Calculating the taxable gain

The method of calculating the chargeable capital gain, following the introduction of taper relief.

The complications of indexation and taper relief can be ignored if your gross gains for a year do not exceed the annual exemption, currently £7,500.

Reinvestment relief

Chargeable gains on disposals can be deferred indefinitely if the amounts realised are reinvested in new share issues from qualifying companies under the Enterprise Investment Scheme.

Tax payable

The net chargeable gain for the year is added to your income and is taxed at 10% if any falls within the personal allowance or the 10% band, at 20% for any within the basic rate band (not 22% as for income) and 40% thereafter. CGT liability cannot be set against personal allowances.

Annual planning

This is mainly a matter of ensuring you make use of your annual tax free allowance.

You should keep a running record of your sales during each financial year (starting 6 April), with a note of the gain or loss, after adjusting for indexation and taper relief.

Check on the cumulative position at the beginning of March. If you have a substantial amount of your annual allowance still available, then take a look at the unrealised gains in your portfolio.

Bed and breakfasting

Before 17 March 1998, any unused annual allowance could be applied to unrealised gains before the end of the tax year by selling the shares one day and buying them back the next. This has been stopped by introducing a minimum 30 day interval between selling and buying back, otherwise the two transactions will be ignored for CGT purposes.

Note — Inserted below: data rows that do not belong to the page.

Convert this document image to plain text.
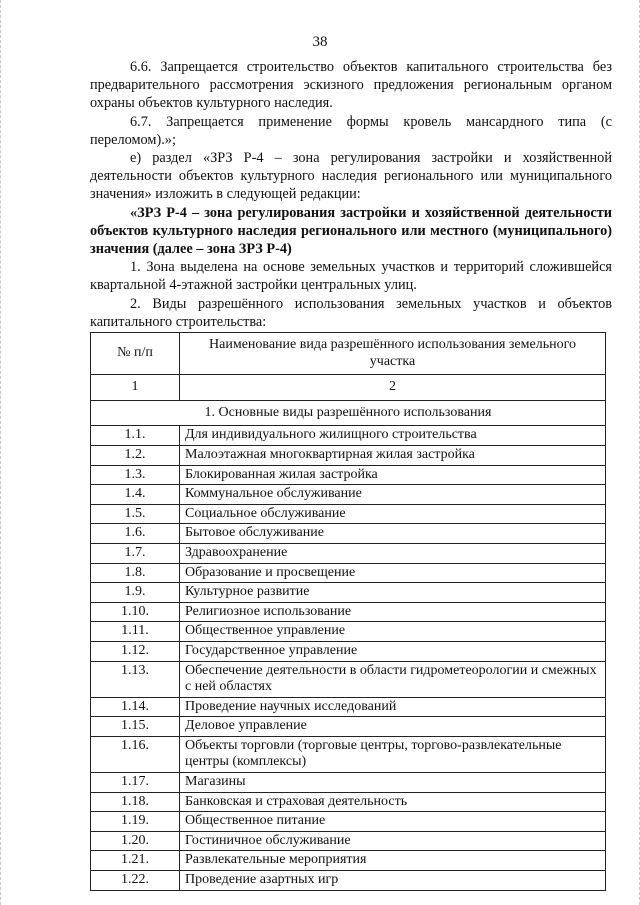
38

6.6. Запрещается строительство объектов капитального строительства без предварительного рассмотрения эскизного предложения региональным органом охраны объектов культурного наследия.

6.7. Запрещается применение формы кровель мансардного типа (с переломом).»;

е) раздел «ЗРЗ Р-4 – зона регулирования застройки и хозяйственной деятельности объектов культурного наследия регионального или муниципального значения» изложить в следующей редакции:

«ЗРЗ Р-4 – зона регулирования застройки и хозяйственной деятельности объектов культурного наследия регионального или местного (муниципального) значения (далее – зона ЗРЗ Р-4)

1. Зона выделена на основе земельных участков и территорий сложившейся квартальной 4-этажной застройки центральных улиц.

2. Виды разрешённого использования земельных участков и объектов капитального строительства:

№ п/п	Наименование вида разрешённого использования земельного участка
1	2
1. Основные виды разрешённого использования	
1.1.	Для индивидуального жилищного строительства
1.2.	Малоэтажная многоквартирная жилая застройка
1.3.	Блокированная жилая застройка
1.4.	Коммунальное обслуживание
1.5.	Социальное обслуживание
1.6.	Бытовое обслуживание
1.7.	Здравоохранение
1.8.	Образование и просвещение
1.9.	Культурное развитие
1.10.	Религиозное использование
1.11.	Общественное управление
1.12.	Государственное управление
1.13.	Обеспечение деятельности в области гидрометеорологии и смежных с ней областях
1.14.	Проведение научных исследований
1.15.	Деловое управление
1.16.	Объекты торговли (торговые центры, торгово-развлекательные центры (комплексы)
1.17.	Магазины
1.18.	Банковская и страховая деятельность
1.19.	Общественное питание
1.20.	Гостиничное обслуживание
1.21.	Развлекательные мероприятия
1.22.	Проведение азартных игр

It is of course possible to take the risk of being out of the market for 30 days.

Other alternatives are:


If you have not used all your current year's ISA allowance or have uninvested amounts in a PEP, then you can 'bed and ISA' or 'bed and PEP', that is buy back into an ISA or PEP.
If you are married you can sell and your spouse buy back (or vice versa).
You can buy a similar share (e.g. BP for Shell) or your best choice of new investment.

In all these alternatives the sale and buy back can be done simultaneously, so there is no risk of adverse price movement overnight.

The disadvantage is that costs of both selling and buying (including stamp duty) are incurred, although some stockbrokers will forgo some or all of their commission on the second transaction. Also you lose the difference between the buying and selling prices.